If you were an enterprising student looking for a tool to check your work, well, here you go. ChatGPT and Chegg’s offerings may simply be incredibly powerful tools that render portions of traditional academic grading moot — if students can check their homework before turning it in, why not always get a perfect score? — but would not replace the power of in-person testing using pencils, the method by which Alex took his calculus courses in college, the stress from which he recalls to this day.
Not the end of the world, then, unless students are turning in work from home computers where they can’t be monitored. Then again, if students can’t be trusted at all, there are greater issues at play than merely the interplay between new technologies and existing educational paradigms, and they don’t stem from teachers and professors.
The edtech reaction
Beyond Chegg, how seriously should the broader edtech market be taking the rise of ChatGPT? Class CEO and founder Michael Chasen, an edtech veteran, sees the “direct, straight competition” between AI and the platform itself: Students used to turn to Chegg to help them with writing papers, conducting research or accessing tutor support, he explained.
The entrepreneur said that a lot of people are talking about the tech without trying to answer a key question: “How do you deploy AI in a meaningful way that makes a difference with teachers and students?”
Class has spent months working on an AI teaching assistant, where students can ask questions for a variety of scenarios including: a summary of what you missed if you dialed into class 10 minutes late, further explanation on a phrase that a lecturer said and didn’t clarify, and basic definitions of terms. “It wasn’t technically difficult to do this, the hard thing was how to figure out how to utilize AI in our product in a way that made it easy” enough so students and teachers don’t even need to understand how AI works, Chasen said.
The product has not yet been rolled out to classrooms.
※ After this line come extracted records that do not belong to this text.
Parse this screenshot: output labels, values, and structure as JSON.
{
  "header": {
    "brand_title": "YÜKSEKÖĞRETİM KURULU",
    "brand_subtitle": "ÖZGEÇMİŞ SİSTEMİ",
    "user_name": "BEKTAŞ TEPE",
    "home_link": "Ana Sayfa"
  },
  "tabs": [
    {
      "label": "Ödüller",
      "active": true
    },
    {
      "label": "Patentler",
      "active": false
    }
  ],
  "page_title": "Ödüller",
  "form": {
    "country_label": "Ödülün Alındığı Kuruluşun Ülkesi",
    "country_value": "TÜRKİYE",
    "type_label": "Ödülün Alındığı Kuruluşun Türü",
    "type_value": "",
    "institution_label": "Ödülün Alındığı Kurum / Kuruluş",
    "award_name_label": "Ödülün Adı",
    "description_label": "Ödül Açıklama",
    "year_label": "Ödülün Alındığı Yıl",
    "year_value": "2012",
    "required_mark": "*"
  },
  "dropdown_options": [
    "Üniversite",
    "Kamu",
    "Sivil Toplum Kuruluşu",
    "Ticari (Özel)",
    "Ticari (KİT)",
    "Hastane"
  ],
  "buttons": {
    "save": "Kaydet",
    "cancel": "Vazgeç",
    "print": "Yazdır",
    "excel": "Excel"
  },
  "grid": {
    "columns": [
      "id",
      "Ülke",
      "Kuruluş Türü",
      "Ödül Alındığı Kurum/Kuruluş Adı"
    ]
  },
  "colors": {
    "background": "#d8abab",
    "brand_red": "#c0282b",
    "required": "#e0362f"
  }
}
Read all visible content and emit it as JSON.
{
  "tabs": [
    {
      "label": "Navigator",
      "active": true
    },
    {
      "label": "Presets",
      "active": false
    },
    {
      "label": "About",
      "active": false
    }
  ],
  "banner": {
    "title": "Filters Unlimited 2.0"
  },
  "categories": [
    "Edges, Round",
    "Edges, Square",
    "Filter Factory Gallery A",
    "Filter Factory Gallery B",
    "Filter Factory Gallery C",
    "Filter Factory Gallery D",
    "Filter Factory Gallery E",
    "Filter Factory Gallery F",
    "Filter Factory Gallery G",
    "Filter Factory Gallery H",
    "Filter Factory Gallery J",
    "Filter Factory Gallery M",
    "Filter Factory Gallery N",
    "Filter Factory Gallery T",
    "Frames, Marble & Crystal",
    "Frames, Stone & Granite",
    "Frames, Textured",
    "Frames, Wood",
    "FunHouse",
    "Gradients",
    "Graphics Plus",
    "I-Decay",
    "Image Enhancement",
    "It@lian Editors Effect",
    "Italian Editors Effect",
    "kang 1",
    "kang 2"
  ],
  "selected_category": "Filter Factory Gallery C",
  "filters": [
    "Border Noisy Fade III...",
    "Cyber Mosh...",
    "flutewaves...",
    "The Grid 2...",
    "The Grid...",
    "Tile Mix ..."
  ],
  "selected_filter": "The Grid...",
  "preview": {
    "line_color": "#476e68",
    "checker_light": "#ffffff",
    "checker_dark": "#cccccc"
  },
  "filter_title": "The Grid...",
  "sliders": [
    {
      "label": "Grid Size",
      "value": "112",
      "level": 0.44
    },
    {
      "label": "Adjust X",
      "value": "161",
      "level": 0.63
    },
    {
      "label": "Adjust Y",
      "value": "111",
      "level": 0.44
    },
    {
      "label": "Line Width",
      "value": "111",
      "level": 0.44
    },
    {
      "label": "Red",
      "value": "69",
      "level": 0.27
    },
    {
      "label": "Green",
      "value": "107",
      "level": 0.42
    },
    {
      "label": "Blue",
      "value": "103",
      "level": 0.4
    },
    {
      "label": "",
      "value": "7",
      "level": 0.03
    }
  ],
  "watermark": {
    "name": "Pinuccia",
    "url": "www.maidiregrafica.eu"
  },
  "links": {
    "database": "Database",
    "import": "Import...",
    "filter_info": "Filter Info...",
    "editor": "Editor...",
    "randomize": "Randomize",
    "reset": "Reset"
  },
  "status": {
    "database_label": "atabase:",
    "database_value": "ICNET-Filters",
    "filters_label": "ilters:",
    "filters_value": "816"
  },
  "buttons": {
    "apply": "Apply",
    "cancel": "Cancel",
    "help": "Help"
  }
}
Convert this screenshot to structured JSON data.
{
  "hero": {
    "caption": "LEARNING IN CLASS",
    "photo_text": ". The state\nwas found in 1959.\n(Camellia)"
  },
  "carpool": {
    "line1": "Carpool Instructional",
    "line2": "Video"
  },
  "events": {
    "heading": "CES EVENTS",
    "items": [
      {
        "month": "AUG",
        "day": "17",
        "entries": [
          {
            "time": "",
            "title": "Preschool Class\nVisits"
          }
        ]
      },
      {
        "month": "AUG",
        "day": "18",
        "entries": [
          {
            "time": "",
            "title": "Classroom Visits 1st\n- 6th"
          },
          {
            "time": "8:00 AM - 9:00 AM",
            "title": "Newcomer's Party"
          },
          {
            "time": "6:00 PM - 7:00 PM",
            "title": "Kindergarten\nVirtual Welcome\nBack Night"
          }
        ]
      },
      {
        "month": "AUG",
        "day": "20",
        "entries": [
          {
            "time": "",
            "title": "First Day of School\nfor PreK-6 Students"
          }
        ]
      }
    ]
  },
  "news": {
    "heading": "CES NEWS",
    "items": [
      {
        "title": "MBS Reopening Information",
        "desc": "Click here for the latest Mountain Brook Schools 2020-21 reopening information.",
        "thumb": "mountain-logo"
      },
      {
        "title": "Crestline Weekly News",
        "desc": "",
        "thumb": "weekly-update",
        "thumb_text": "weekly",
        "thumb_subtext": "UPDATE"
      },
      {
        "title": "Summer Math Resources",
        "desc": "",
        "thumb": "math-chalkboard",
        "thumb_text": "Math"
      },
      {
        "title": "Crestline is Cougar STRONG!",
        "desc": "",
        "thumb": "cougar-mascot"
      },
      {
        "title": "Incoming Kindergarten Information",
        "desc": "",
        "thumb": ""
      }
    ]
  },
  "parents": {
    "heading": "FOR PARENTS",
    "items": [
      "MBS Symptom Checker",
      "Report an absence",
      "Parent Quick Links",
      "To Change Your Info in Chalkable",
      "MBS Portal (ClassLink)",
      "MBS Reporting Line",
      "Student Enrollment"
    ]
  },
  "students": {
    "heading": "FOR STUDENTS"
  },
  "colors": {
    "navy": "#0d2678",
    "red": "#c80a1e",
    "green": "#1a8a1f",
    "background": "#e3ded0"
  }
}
Class is still working on ways to make sure the AI doesn’t say anything negative or offensive. Right now, if a student asks an inappropriate question, it is only visible to them, he said. But as we all know, screenshots of AI gone wrong have a tendency of going viral, so mass integration in classrooms will require some sort of promise that the AI TA won’t go rogue.
“AI isn’t a small feature, and I think any edtech company that is thinking that way is missing the boat,” he said.
Philip Cutler, CEO and founder of Paper, an educational software provider that powers tutoring services in schools, sees generative AI as an asset; he described it as a “new form of calculator.” The company recently launched a product that helps students practice reading, using artificial intelligence to better understand what they read, how well they read based on grade level and to help provide more reading material.
“We are using these tools but unaware of what the bias may be,” Cutler said. “Curriculum and content are very personal for communities, and if we don’t know what the bias is in the AI model, it may cause conflict in what is being taught.”
TechCrunch has its ears perked for more edtech results and whether ChatGPT or other modern AI tools make an appearance. Duolingo reports earnings next week, for example.
It’s still early days; ChatGPT came out less than a year ago. This is, then, year one in a sense. By the time we reach the 10th year of the massively available LLM era, who knows what the challenges will be?